THE CHORDS

Sh-Boom

Some groups go through personnel changes. The problem for The Chords, though, was their name. They couldn't seem to stick with just one. Carl Feaster was the lead singer of the Bronx vocal quintet with his brother Claude Feaster, Jimmy Keyes, Floyd "Buddy" McRae and William "Ricky" Edwards. Performing in a New York subway station led to a contract with Atlantic Records and the remarkable "Sh-Boom," released in 1954 as the B-side of the group's first single on the company's Cat subsidiary label. At first the idea was to promote the record's A-side, "Cross Over the Bridge," already a huge hit by Patti Page on Mercury Records, for the R&B market (Patti's record company affiliation would quickly become a sticking point for Atlantic), but the flip side upstaged the Page song. Disc jockeys and listeners alike preferred its hot sax solo by Sam "The Man" Taylor and 'life could be a dream...sh-boom!' lyrical punch that some actually associated with the impending threat of the atomic bomb, a fearful obsession many Americans had in the 1950s. The Chords, who had written the song as a group effort, had no ominous intentions. It hadn't even occurred to them the song would be a hit. But it was, and not just by them.

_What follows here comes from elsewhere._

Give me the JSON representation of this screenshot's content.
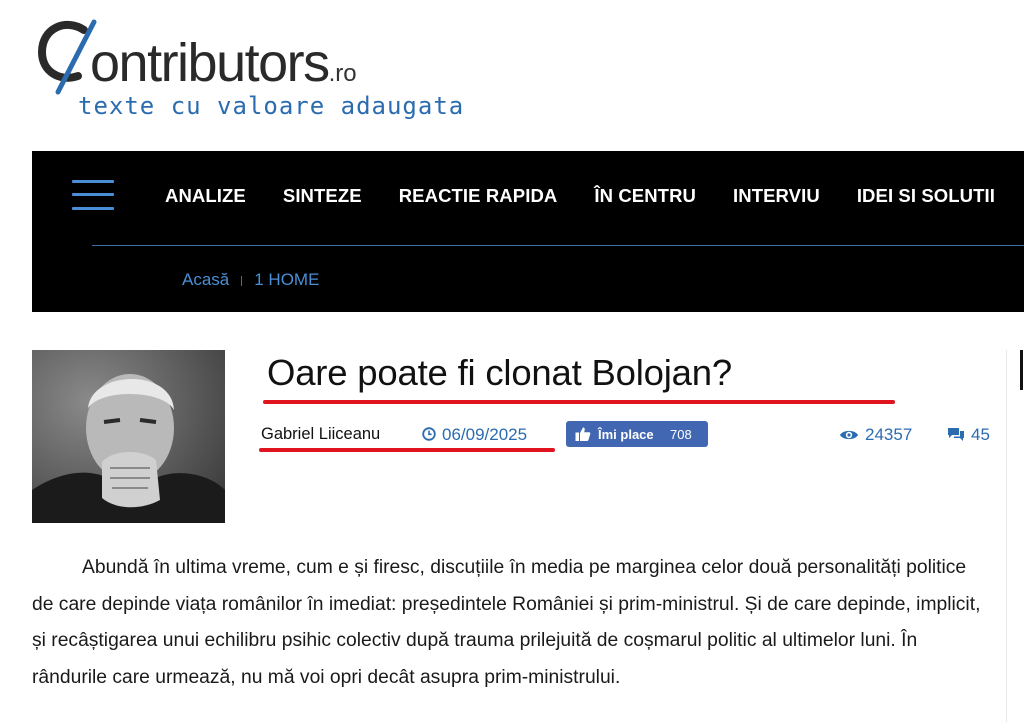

The Crew-Cuts, a quintet from Toronto who'd been in the top ten a few months earlier with "Crazy 'bout Ya Baby" on Mercury, recorded an altered pop version (adding a 'ya-da-da-da-da-da' hook not in the original) that took just one month to climb to number one on the pop charts in August '54, coinciding with the Chords' version hitting the R&B top ten. The tight harmonies and driving rhythm of the original went unheard by some listeners exposed instead to the lighter, non-threatening sound of the Crew-Cuts' top-selling rendition, one of the two or three biggest hits of the year, though it wasn't a complete shut-out: the Chords landed in the pop top ten as well. One change Atlantic made was to replace "Cross Over the Bridge" (now essentially the B-side) with their own song, "Little Maiden," opting not to do the people at Mercury any favors after the coup their Canadian chartbusters had pulled with "Sh-Boom"...not sour grapes, really, since the cover game was common at the time. It was just business.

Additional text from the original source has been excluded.